Department of Biotechnology, College of Life Science and Biotechnology, Korea University, Seoul 02841, Republic of Korea.
Department of Biotechnology, College of Life Science and Biotechnology, Korea University, Seoul 02841, Republic of Korea.
Toxicology. 2024 Sep;507:153887. doi: 10.1016/j.tox.2024.153887. Epub 2024 Jul 15.
Advanced glycation end products (AGEs) are important contributors to the progression of chronic kidney diseases (CKD), including renal fibrosis. Although the relationship between AGEs and renal fibrosis has been well studied, the mechanisms of individual AGE-induced renal injury remain poorly understood. This study investigated the adverse effect of methylglyoxal-derived hydroimidazolone-1 (MG-H1), a methylglyoxal (MG)-derived AGE generated by the glycation of MG and arginine residues, on kidney damage. We aimed to elucidate the molecular mechanisms of MG-H1-mediated renal injury and fibrosis, focusing on the receptor for AGEs (RAGE) signaling and its effects on the Wnt/β-catenin pathway, MAPK pathway, and inflammatory responses. Our results suggest that the MG-H1/RAGE axis plays a significant role in the pathogenesis of CKD and its downstream events involving MAPK kinase-related factors and inflammatory factors. MG-H1 treatment modulated the expression of inflammatory cytokines (TNF-α, IL-6, and IL-1β) and MAPK proteins (ERK1/2, JNK, and p38).

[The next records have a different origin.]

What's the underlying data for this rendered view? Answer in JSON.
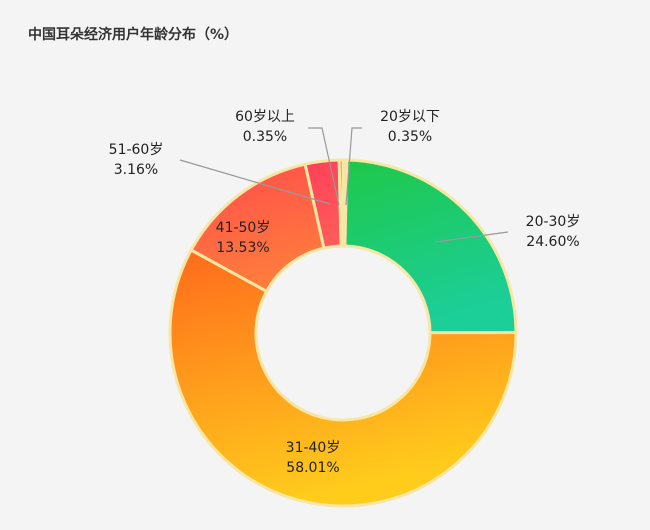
{
  "chart_data": {
    "type": "pie",
    "donut": true,
    "title": "中国耳朵经济用户年龄分布（%）",
    "categories": [
      "20岁以下",
      "20-30岁",
      "31-40岁",
      "41-50岁",
      "51-60岁",
      "60岁以上"
    ],
    "values": [
      0.35,
      24.6,
      58.01,
      13.53,
      3.16,
      0.35
    ],
    "value_labels": [
      "0.35%",
      "24.60%",
      "58.01%",
      "13.53%",
      "3.16%",
      "0.35%"
    ],
    "colors": [
      [
        "#f8e08c",
        "#f8e08c"
      ],
      [
        "#1ec84a",
        "#1cce98"
      ],
      [
        "#ff6a1c",
        "#ffcc1c"
      ],
      [
        "#ff4c4c",
        "#ff7c3c"
      ],
      [
        "#ff3f58",
        "#ff5a5a"
      ],
      [
        "#ff4f86",
        "#ff6c9a"
      ]
    ],
    "border_color": "#f7e6a4"
  }
}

晚期糖基化终产物(AGEs)是慢性肾脏病(CKD)进展的重要因素,包括肾纤维化。虽然 AGEs 与肾纤维化之间的关系已得到充分研究,但个体 AGE 诱导的肾损伤的机制仍知之甚少。本研究探讨了甲基乙二醛衍生的羟咪唑啉-1(MG-H1),一种由甲基乙二醛(MG)和精氨酸残基糖化产生的 MG 衍生的 AGE,对肾脏损伤的不良影响。我们旨在阐明 MG-H1 介导的肾损伤和纤维化的分子机制,重点关注 AGEs 受体(RAGE)信号及其对 Wnt/β-catenin 途径、MAPK 途径和炎症反应的影响。我们的结果表明,MG-H1/RAGE 轴在 CKD 的发病机制及其下游事件中发挥重要作用,涉及 MAPK 激酶相关因子和炎症因子。MG-H1 处理调节了炎症细胞因子(TNF-α、IL-6 和 IL-1β)和 MAPK 蛋白(ERK1/2、JNK 和 p38)的表达。